Technical Field
The present invention relates to a light emitting device that can perform emission of pulsed light.
Background Art
In technology using laser light for measuring distances, various types of machining, etc., a short pulsed laser light with a pulse width of several tens to not more than several hundreds of picoseconds is desired. For example, in distance measurements using pulsed laser light, the precision of measuring distances can be improved by using pulsed light with a narrow pulse width. As a technique for generating laser light with a narrow pulse width, techniques disclosed in, for example, Japanese Examined Patent Application Publication No. 7-109911, Japanese Unexamined Patent Application Laid-Open No. 55-107282, and Japanese Unexamined Patent Application Laid-Open No. 2002-368329 are publicly known.
FIG. 1 shows a relationship between driving current and output light of a laser diode (LD). As shown in FIG. 1, when driving current is applied to the LD, a phenomenon may occur in which pulse-like light is emitted at first, the emitted light gradually decreases in the amplitude while oscillating, and light with a constant intensity is finally emitted. This phenomenon can be observed in typical laser diodes. The above oscillation in light intensity, which occurs in the initial stage of the light emission and gradually decreases, is called “relaxation oscillation”.
In order to perform emission of light with a short pulse width, a method of applying driving current for a short period and performing emission of only initial pulsed light, as shown in FIG. 2, may be used. However, it is difficult to generate a driving current having a time length on the order of several tens to several hundreds of picoseconds using a simple circuit.
For example, a sine wave and a square wave of a frequency of approximately 200 MHz are easily obtained by using commercial ICs. However, for example, considering that the cycle of a high frequency of 100 MHz is 10−8 seconds (10 nanoseconds=10,000 picoseconds), it is not easy to obtain pulse-like driving current having a time length on the order of several tens to several hundreds of picoseconds.

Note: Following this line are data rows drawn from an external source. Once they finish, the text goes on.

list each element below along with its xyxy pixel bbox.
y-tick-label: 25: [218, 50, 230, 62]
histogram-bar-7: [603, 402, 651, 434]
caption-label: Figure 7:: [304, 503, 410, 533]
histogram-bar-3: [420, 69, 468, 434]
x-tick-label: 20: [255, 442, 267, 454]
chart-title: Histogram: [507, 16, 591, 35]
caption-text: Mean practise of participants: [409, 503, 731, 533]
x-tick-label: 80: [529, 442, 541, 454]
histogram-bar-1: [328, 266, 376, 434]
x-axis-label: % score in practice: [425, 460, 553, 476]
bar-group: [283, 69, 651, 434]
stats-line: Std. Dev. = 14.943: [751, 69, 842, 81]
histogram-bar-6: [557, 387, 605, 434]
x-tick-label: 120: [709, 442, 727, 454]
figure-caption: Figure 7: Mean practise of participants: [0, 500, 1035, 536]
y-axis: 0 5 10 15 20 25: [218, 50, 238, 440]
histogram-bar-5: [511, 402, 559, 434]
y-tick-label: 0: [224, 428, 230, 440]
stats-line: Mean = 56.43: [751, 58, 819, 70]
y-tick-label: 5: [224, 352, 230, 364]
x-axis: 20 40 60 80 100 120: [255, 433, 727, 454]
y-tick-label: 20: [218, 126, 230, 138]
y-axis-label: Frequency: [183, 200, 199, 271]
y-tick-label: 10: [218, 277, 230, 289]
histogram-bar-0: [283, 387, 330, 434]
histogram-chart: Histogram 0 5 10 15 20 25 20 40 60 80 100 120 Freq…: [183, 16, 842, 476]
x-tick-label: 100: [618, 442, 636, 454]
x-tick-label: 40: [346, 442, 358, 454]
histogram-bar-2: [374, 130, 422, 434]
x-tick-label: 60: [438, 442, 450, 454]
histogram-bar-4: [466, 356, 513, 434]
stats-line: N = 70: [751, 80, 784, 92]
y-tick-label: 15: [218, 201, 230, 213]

The pulse-like driving current having a time length on the order of several tens to several hundreds of picoseconds can be obtained by using a high frequency technique in the microwave band. For example, a signal of several tens of GHz can be obtained by an oscillator using a YIG resonator, and the pulse-like driving current having a time length on the order of several tens to several hundreds of picoseconds can be obtained by utilizing this technique. Nevertheless, the high frequency technique in the microwave band may not be suitable for use for, for example, outdoor measuring devices and the like, in view of circuit scale, production cost, need for complicated adjustment, and large consumption of electric power.